Araştırma merkezlerinin baskınlığında bölgesel kümelenmeler nasıl değişiyorsa bilimsel makale ve patent üretiminde de bireysel ve ekip çalışmaları oranlarında çok önemli değişiklikler yaşanıyor. Geçmişte tek yazarlı bilimsel makaleler oldukça yaygındı. Örneğin, matematik alanında en üretken bilim insanlarından olan Belçikalı matematikçi Lucien Godeaux (1887–1975) 644 makale yayınlamış, bunların 643’ünde tek yazarken sadece bir tanesi ekip çalışmasının ürünüdür (Dashun Wang ve Albert-Laszlo Barabasi, The Science of Science, Cambridge University Press, 2020, sh.102). Benzer örüntüler söz konusu dönemin çoğu bilim insanı için geçerliydi. Ancak bu örüntü uzun zamandır ekip çalışması lehine dönüştü. Günümüzün sorunları giderek daha karmaşık hale geldiği için bu sorunların çözümleri de doğal olarak çok disiplinli ekipleri gerektirmektedir. Bu nedenle araştırmalar daha önce yaygın olduğu gibi bireysel çalışmalardan ziyade artık ekip çalışmalarıyla gerçekleştiriliyor.

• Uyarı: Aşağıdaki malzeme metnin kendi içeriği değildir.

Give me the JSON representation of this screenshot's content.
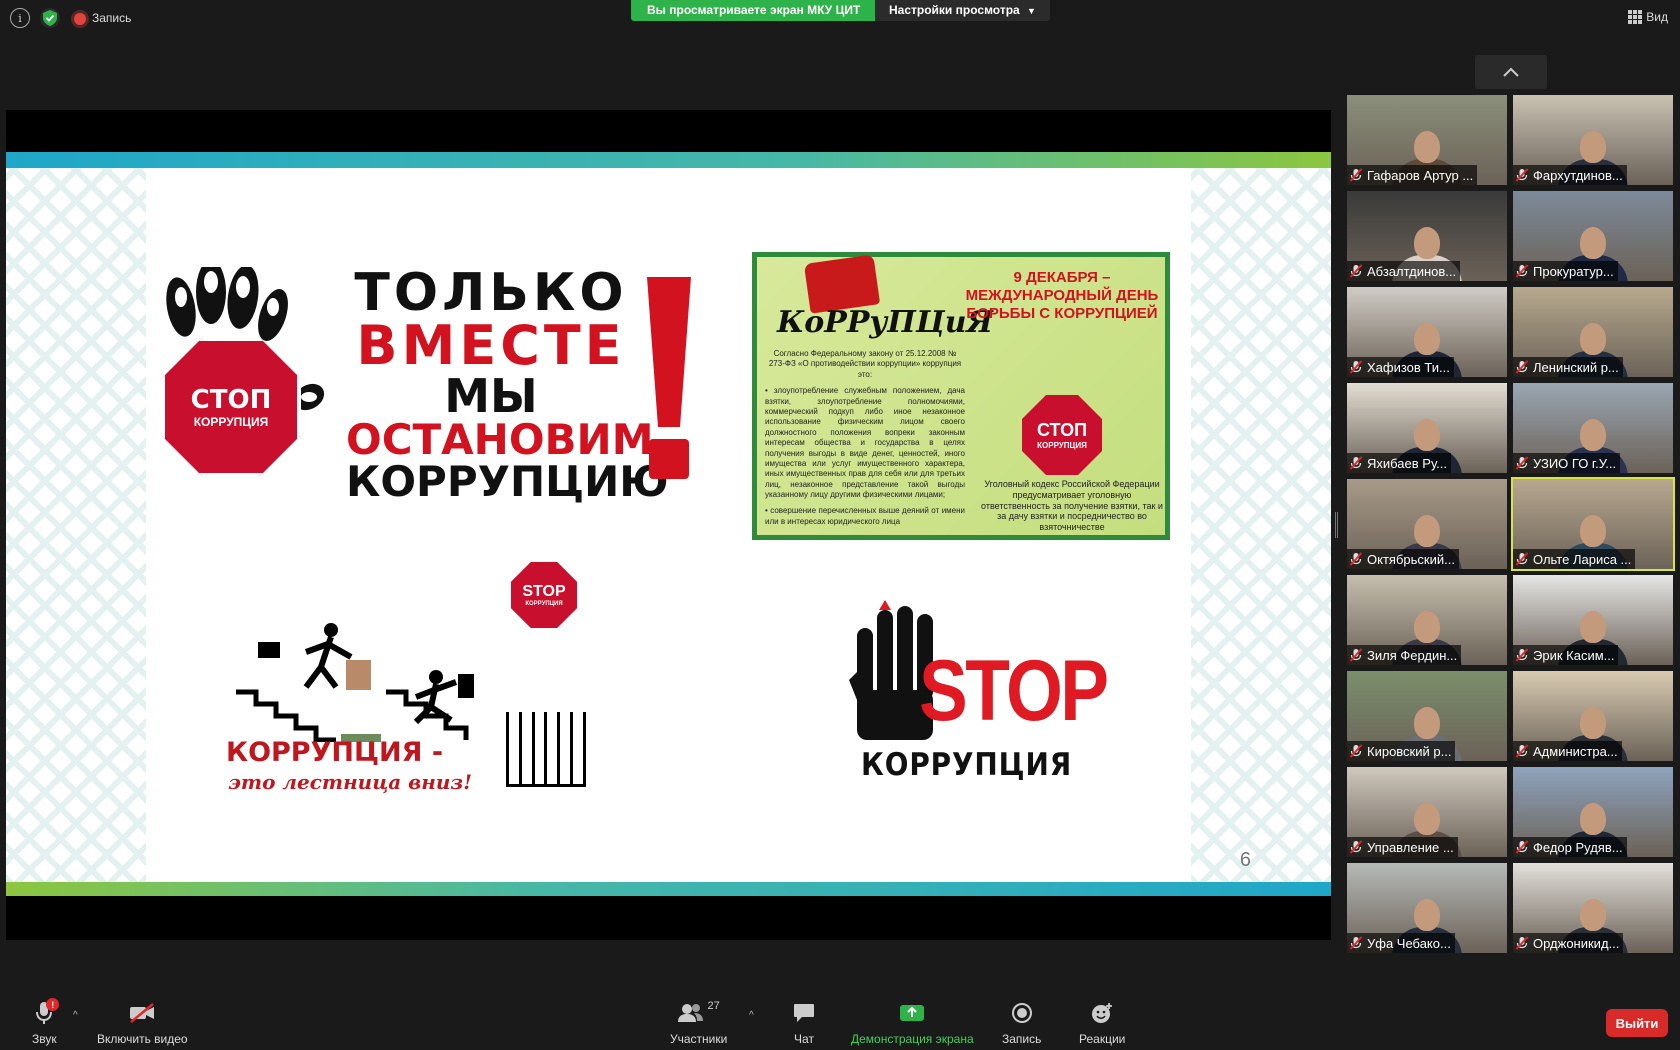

Bu kapsamda Wuchty ve arkadaşları yaptıkları öncü bir çalışmada bilimsel yayın ve patentlerde ekip çalışması eğilimini incelemek üzere Web of Science veri tabanındaki 19,9 milyon araştırma makalesi ve 2,1 milyon patent kaydını incelediler (The Increasing Dominance of Teams in Production of Knowledge, Science, 316, 1036-1039, 2007). Çalışmada kullanılan makaleler bilim ve mühendislik alanlarında 1955 yılından, sosyal bilimlerde 1956 yılından, sanat ve beşeri bilimlerde 1975 yılından itibaren Web of Science’da taranan tüm makaleleri kapsamaktaydı. Patentler ise 1975 yılından itibaren tescil edilen patentleri göz önüne alıyordu.

Haberin Devamı

Çalışmanın bulguları bilim ve mühendislik, sosyal bilimler ve patentler alanlarında ekip çalışmalarına doğru istikrarlı bir yönelime işaret ediyordu. Bulgular bilim ve mühendislik alanlarında ekip büyüklüğünün 45 yıl içerisinde makale başına ortalama 1,9 yazardan 3,5 yazara yükseldiğini gösteriyor. Matematik gibi laboratuvar ve ekipmana en az bağımlı alanda bile ekip çalışması oranı %19’dan %57’ye yükselmiş.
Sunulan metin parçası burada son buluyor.